September’s jobs report also showed that wage growth decelerated last month to 2.9% from 3.3% in August. This deceleration is still above the average pace of wage growth of 2.3% over the 10-year expansion. This pace of wage growth shows a labor market that is neither too cold nor too hot. Moreover, this pace suggests a labor market that is strong enough to support consumer spending, the engine of economic growth, but not too strong as to trigger a spike in interest rates that could slow growth.
Moderately growing wages are positive for corporate earnings, as well. Over the last five years, revenue growth has averaged 3.5%, according to FactSet. Wage growth below revenue growth helps keep corporate earnings climbing. While we expect a deceleration of earnings per share from 21% last year to 2% this year, that pace appears strong enough to support rising share prices over time2.
Global challenges add unevenness to the pace of growth, but they aren't changing the direction.
The markets also reacted to a new round of tariffs announced this week. The White House announced tariffs on $7.5 billion in European goods that will take effect on October 18. In addition, the Trump administration plans to raise tariffs to 30% from 25% on $250 billion worth of Chinese goods on October 15.
Accommodative global central-bank policy serves as a ballast against rising trade tensions and slowing global growth for now, in our view. Additionally, we also think that the ill effects of trade uncertainty will eventually be alleviated by a negotiated U.S./China trade deal, though we expect that deal to be long in the making due to the complexity of the issues being discussed. All told, we expect more market volatility ahead, but within normal ranges. Stocks are only 4% down from all-time highs, and there have only been seven days this year with a market swing above 2%, compared with an annual average of 14 days since 1970.
Grab your compass
In the latter stages of a bull market, turning points in the economy are hard to predict and don’t go according to a preset schedule. Working with your financial advisor can help you build an “all-weather” portfolio that can help to weather all types of market cycles. Rather than relying on a calendar and focusing on timing, let your guide be a diversified portfolio, which will act as your compass, to help keep you moving in the right direction over time toward your long-term financial goals.

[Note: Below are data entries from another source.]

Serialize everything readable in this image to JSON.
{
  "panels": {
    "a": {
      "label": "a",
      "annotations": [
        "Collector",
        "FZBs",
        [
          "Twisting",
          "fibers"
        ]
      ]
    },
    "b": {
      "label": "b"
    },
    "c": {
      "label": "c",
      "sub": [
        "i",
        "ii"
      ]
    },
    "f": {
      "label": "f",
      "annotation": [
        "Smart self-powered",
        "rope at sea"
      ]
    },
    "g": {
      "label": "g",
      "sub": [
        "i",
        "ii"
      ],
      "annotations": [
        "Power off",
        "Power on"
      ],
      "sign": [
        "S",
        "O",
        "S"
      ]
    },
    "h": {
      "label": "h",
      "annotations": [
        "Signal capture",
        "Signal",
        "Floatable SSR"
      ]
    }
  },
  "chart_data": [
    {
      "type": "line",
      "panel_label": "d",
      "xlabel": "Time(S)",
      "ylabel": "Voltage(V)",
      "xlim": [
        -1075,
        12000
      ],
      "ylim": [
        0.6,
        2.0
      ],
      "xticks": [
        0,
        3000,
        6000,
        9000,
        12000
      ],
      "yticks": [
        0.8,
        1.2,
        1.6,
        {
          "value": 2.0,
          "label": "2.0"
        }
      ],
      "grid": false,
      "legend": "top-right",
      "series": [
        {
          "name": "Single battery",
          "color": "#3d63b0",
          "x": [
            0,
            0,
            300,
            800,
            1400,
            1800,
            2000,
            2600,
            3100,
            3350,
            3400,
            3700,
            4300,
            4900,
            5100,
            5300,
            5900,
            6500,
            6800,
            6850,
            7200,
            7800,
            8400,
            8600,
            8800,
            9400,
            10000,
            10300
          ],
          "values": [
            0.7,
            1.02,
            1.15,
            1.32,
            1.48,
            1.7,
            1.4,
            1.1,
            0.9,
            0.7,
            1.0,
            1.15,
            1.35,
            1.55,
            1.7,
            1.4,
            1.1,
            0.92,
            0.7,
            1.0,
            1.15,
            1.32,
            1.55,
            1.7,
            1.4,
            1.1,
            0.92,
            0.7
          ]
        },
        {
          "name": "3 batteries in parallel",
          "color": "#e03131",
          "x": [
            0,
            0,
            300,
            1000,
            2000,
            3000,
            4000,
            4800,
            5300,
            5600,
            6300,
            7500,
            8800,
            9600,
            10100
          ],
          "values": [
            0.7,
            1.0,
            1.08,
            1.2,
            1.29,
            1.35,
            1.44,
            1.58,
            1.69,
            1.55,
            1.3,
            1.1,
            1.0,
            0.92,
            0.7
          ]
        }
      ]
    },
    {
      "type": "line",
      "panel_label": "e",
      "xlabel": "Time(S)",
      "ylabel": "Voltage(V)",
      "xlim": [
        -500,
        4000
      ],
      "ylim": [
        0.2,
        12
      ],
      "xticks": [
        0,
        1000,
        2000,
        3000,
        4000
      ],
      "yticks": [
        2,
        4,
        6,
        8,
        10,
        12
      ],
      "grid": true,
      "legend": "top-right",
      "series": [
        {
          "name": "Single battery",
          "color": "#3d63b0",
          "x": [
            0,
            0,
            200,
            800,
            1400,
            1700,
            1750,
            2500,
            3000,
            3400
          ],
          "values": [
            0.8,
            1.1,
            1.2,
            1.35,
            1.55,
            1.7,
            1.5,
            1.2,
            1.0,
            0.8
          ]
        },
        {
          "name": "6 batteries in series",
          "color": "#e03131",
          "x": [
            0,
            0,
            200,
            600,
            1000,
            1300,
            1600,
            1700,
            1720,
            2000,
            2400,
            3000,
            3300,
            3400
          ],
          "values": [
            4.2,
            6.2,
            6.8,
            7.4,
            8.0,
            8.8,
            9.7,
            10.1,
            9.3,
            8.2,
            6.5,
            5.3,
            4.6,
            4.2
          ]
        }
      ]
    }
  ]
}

Sources: 1. Bloomberg stocks represented by the S&P 500, 2. FactSet, S&P 500 consensus estimates
Nela Richardson, PhD
|Dow Jones Industrial Average||26,574||-0.9%||13.9%|
|S&P 500 Index||2,952||-0.3%||17.8%|
|10-yr Treasury Yield||1.53%||-0.15%||-1.16%|
Source: Bloomberg, 10/04/19. Bonds represented by the iShares Core U.S. Aggregate Bond ETF. Past performance does not guarantee future results.
The Week Ahead
Important economic data being released this week include the Producer Price Index (PPI) on Tuesday, inflation readings Thursday, and consumer sentiment Friday. Attention will also turn to trade negotiations as U.S. and China trade representatives are scheduled to meet Thursday and Friday.